Disclaimer: I am not an investment advisor. When I describe my own trading activities, it is not intended as advice or solicitation of any kind.

15 December 2010

Now I Can Afford That Operation

The CiG trade, which bought Eurodollars on an entry signal a week ago, finally gave an exit signal on Monday at the close, so I exited the position by selling GEH1 at 99.59.  That gives a $75 profit.  Since I trade this in paperMoney, I wasn't paying a great deal of attention to how much I should trade, but this one really brought that home.  The risk of one Eurodollar contract is not equal to the risk of one S&P contract - not even close - and the margin requirements reflect that.  Eurodollars carry a margin requirement of $877.50 per contract, while S&P futures require $5625 per contract.  In order to take the same amount of risk, I should be trading 6-7 Eurodollars for every contract of S&P I'm willing to commit margin for.  If I had, this $75 profit would have been $450-525... very similar to the $500 I made on the S&P signal.
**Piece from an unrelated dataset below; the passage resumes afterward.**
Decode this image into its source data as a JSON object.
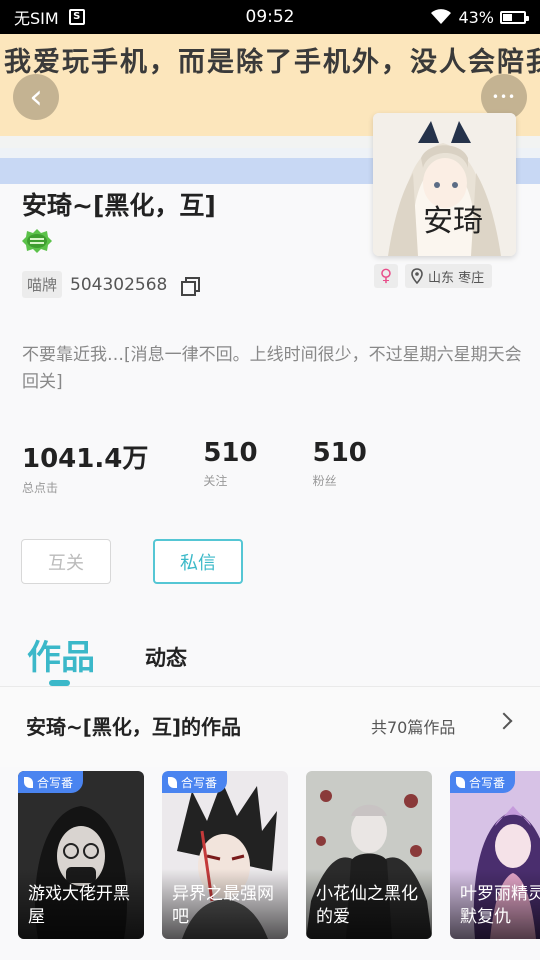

In other news, one of my Iron Condor exiting orders also filled on Monday, closing out my remaining 660/650 put spreads.  This leaves my protective debit put spreads on with nothing to protect, and it also tilts the delta into the negative territory again: -20.  With December expiry coming this weekend, and with implied volatility near its 52-week lows, it seems best to close this one out.  I'm working orders to close the two call spreads - the original 810/820 and the kite-component 830/840, the naked long 820-call of the kite, and the protective 630/640 put debit spreads.  Since my current position still has positive theta, though, I see no reason to rush things.  Either way the market moves it will approach my exiting limit orders, so hopefully over the next week or two we'll get a little end-of-year waggle so I can squeeze out a few cents per contract on the way out.  If not, I have a month before I have to make a final decision.  Once theta goes negative, or if delta gets uglier, the pressure will be on to make that decision a bit sooner.

I've had a limit-sell order working on Microsoft for a few weeks now, and it filled today.  I'm still a believer in the stock, but I bought quite a few shares of it when it was depressed, so I'm just rotating some capital out to bring my position value back down where I want it to be.  Readers of my facebook notes will recall that I had 5 "units" of capital in Microsoft.  This sell brings me back down to 5 units of capital in position value.

I'm expecting another increasingly bullish (for me that means bearish) sentiment survey this week, released tonight sometime.  If that's true, CS|MACO will still stand by and watch the Fed Cheerleaders... er, I mean Stock Market... without getting involved itself.